Controlling is one of the primary theoretical managerial functions (alongside planning, organizing, staffing, and directing). Maintaining control is about identifying deviations from intended results and improving the process to achieve desired outcomes. According to modern concepts, control is a foreseeing action; an earlier concept of control identified it as chiefly detecting errors.
Control in management means setting standards, measuring actual performance, and taking corrective action. Control thus comprises three main questions: Where are we now? Where did we plan to be? How can we bridge the gap between the two? Control is inherently cyclical.
Monitoring and controlling project activities
These steps are involved in management control of project activities.
Robert J. Mockler on Control
Robert J. Mockler presented a more comprehensive definition of managerial control. He defined it as a systematic effort by business management to compare performance to predetermined standards, plans, or objectives to assess whether performance is in line with these standards and presumably to take any remedial action required. According to Mockler, the purpose of control is to ensure that human and other corporate resources are being used in the most effective and efficient way possible in achieving corporate objectives.
Relationship Between Planning and Controlling
Mockler's definition shows the close link between planning and controlling. Planning is a process which establishes an organization's objectives and the methods to achieve those objectives. Controlling is a process that measures and directs the actual performance against the planned goals of the organization. Thus, goals and objectives are often referred to as Siamese twins of management: managing and correcting performance to make sure that enterprise objectives and the goals designed to attain them are accomplished.
Application to Strategy
Control, relative to strategy, defines the latter stage of overall strategy. Once a company designs a strategic overview parallel with the corporate mission and vision, the implementation process requires control to ensure that strategy is appropriately communicated and executed. The direction of organizational control derives from the strategic plan of the organization. Control is an active process that evaluates current performance against this strategic backdrop to ascertain how closely the operations represent the desired functioning of the company.

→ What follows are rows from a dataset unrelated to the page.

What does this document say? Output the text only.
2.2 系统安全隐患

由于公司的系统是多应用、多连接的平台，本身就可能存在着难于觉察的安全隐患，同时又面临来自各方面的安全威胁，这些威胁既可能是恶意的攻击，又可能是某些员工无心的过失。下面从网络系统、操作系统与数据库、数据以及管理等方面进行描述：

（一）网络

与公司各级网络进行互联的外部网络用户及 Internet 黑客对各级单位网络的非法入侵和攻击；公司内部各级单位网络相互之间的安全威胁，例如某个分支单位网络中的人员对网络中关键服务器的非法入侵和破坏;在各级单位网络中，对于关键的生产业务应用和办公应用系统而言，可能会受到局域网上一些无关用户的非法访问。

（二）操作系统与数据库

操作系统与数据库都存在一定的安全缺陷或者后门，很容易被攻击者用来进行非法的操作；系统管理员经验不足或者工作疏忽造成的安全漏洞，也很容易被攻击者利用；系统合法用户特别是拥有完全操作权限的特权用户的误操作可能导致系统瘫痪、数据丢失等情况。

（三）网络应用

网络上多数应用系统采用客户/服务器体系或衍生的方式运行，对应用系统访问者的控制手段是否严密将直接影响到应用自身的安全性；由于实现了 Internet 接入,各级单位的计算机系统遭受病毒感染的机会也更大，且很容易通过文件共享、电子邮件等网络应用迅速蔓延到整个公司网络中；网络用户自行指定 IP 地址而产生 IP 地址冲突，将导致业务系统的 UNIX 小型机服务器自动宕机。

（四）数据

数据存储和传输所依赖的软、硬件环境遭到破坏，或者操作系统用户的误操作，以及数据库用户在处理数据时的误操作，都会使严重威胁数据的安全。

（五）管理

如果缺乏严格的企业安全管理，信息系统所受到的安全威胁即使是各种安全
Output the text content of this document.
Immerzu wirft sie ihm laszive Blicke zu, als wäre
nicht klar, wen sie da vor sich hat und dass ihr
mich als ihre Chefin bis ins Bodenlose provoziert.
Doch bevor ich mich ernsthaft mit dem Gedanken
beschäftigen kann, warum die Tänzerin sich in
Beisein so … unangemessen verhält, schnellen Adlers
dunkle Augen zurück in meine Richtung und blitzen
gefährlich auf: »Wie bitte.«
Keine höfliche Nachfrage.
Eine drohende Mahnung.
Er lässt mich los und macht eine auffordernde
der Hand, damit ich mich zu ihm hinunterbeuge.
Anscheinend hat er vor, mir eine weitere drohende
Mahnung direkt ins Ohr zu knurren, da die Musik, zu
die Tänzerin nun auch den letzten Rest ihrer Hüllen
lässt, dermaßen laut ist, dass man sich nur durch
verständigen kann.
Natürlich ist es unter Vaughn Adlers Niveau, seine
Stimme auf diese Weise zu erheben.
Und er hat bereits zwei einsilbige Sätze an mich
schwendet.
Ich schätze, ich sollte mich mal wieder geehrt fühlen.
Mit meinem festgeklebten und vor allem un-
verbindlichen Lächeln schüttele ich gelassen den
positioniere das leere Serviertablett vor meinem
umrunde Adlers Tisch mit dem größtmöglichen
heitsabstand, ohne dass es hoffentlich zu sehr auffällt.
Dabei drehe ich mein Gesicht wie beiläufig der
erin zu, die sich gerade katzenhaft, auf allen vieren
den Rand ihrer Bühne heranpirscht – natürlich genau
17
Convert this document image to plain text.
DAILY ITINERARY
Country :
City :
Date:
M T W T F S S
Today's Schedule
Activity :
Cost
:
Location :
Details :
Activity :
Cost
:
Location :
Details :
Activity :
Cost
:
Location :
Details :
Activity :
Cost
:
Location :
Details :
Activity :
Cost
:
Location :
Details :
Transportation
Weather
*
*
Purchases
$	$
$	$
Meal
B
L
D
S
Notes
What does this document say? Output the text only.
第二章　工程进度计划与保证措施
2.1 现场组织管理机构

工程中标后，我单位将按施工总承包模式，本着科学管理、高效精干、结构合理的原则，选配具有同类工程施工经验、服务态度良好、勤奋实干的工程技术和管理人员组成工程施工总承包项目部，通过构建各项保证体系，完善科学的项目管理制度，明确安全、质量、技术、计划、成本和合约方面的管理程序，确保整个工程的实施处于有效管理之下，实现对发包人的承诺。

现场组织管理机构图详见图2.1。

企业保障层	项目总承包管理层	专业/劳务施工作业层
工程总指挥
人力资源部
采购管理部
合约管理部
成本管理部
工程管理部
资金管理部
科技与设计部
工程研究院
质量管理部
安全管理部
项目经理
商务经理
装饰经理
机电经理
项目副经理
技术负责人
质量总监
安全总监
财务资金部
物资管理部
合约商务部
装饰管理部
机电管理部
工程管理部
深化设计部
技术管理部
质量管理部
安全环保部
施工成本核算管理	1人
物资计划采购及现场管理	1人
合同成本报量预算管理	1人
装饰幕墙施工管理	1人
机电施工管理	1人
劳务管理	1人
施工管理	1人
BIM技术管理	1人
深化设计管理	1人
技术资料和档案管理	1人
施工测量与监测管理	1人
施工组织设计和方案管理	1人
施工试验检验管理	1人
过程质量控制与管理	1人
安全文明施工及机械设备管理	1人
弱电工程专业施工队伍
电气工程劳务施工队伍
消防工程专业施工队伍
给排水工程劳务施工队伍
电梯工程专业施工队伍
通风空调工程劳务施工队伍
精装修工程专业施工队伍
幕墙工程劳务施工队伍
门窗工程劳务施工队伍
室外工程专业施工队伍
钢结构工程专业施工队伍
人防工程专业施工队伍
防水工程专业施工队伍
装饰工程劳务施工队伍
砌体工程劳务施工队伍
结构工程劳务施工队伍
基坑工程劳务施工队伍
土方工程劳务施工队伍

Dissonance is often present between the way in which the company ideally wants to operate from a strategic perspective and the way it actually does. This is where control comes into play. Managers are tasked with ensuring that the organizational processes reflect the mission statement and vision as closely as possible, controlling aspects of the operations in pursuit of this goal. As a result, maintaining control is a constant responsibility that keeps the business as close as possible to its core strategies.